Há mais de um século, em 1911, o explorador polar George Murray Levick não podia acreditar no que seus olhos viam. Ele estava preso no interior
da Antártida,acompanhado de cinco homens refugiados em uma caverna de gelo à espera da chegada da primavera e de um barco que pudesse se aproximar deles e resgatá-los. Durante meses, Levick só se dedicou a observar os pinguins e a tomar notas meticulosas sobre o comportamento dos animais.
O explorador, que fazia parte da expedição Terra Nova, dirigida pelo capitão britânico Robert Falcon Scott, não podia acreditar no que via. Os pinguins-de-adélia fornicavam com outros machos, violavam filhotes, forçavam sexualmente as fêmeas, se esfregavam no chão até ejacular e, em uma ocasião, viu vários deles penetraram fêmeas mortas havia mais de um ano. Confuso, Levick decidiu anotar essas práticas em seu caderno, mas em grego, para que seus companheiros não pensassem que ele ficara louco.

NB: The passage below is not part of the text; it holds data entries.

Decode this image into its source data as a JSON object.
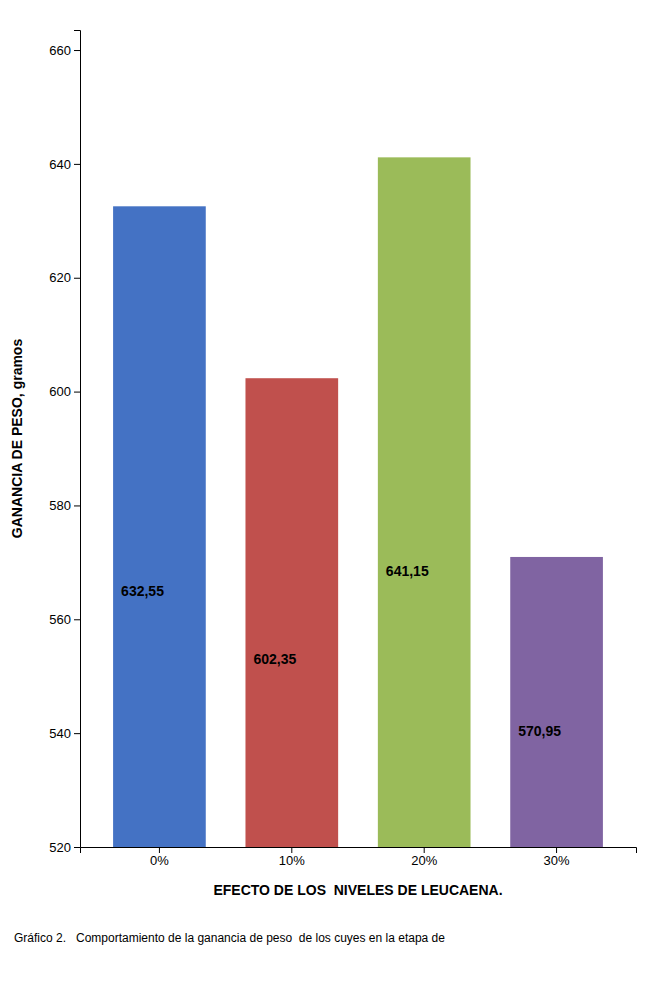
{
  "chart_data": {
    "type": "bar",
    "categories": [
      "0%",
      "10%",
      "20%",
      "30%"
    ],
    "values": [
      632.55,
      602.35,
      641.15,
      570.95
    ],
    "value_labels": [
      "632,55",
      "602,35",
      "641,15",
      "570,95"
    ],
    "data_labels": true,
    "colors": [
      "#4472C4",
      "#C0504D",
      "#9BBB59",
      "#8064A2"
    ],
    "xlabel": "EFECTO DE LOS  NIVELES DE LEUCAENA.",
    "ylabel": "GANANCIA DE PESO, gramos",
    "annotations": [
      "Gráfico 2.   Comportamiento de la ganancia de peso  de los cuyes en la etapa de"
    ],
    "ylim": [
      520,
      663.52
    ],
    "yticks": [
      520,
      540,
      560,
      580,
      600,
      620,
      640,
      660
    ],
    "grid": false
  }
}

Quem lembra essa anedota é o zoólogo britânico Jules Howard, colaborador de veículos de comunicação como The Independent, The Guardian e da revista BBC Wildlife. Howard estreia agora na literatura científica com Sex on Earth: A Journey Through Nature's Most Intimate Moments (Sexo na Terra, em tradução livre, editora Blackie Books, ainda sem tradução no Brasil), um livro que, como o próprio subtítulo diz, é “uma homenagem à reprodução animal”.
O livro evita conscientemente os clichês sobre o sexo animal, como o pênis desproporcional do perceve, o ardor incansável dos leões, o canibalismo sexual do louva-a-deus e o membro descomunal da baleia azul. Em vez desses lugares-comuns, Howard oferece um novo e divertido Kamasutra animal à luz da teoria da evolução de Darwin.
Acima de tudo, Sex on Earth rejeita uma bibliografia ultrapassada, obcecada pelo pênis dos animais, e recupera o papel esquecido das fêmeas como motor da evolução. “O mundo precisa de mais histórias de vaginas”, sentencia o autor. Uma de suas histórias é sobre o oviduto inferior das patas, um canal carnudo e rosado por onde circula o esperma dos machos e pelo qual mais tarde saem os ovos. Para evitar uma linguagem excessivamente técnica, Howard o chama diretamente de vagina. “Os pedantes, se ficarem nervosos, que tomem um chazinho”, adverte.
O sexo dos patos teve seus dias de fama nos últimos anos. Em 2013, a polêmica explodiu nos EUA depois de vários meios de comunicação detalharem a que tipo de pesquisa era dedicada uma parte do orçamento destinado à ciência. “O Governo federal dedica 400.000 dólares (cerca de 1,2 milhão de reais) para o estudo os órgãos genitais dos patos”, foi a manchete do Christian Post. 87% dos entrevistados discordaram que o dinheiro dos impostos fosse utilizado para observar as cloacas dessas aves, de acordo com uma pesquisa realizada pela rede de televisão Fox News. O presidente Barack Obama se viu encurralado durante semanas por conta do assunto da genitália dos patos.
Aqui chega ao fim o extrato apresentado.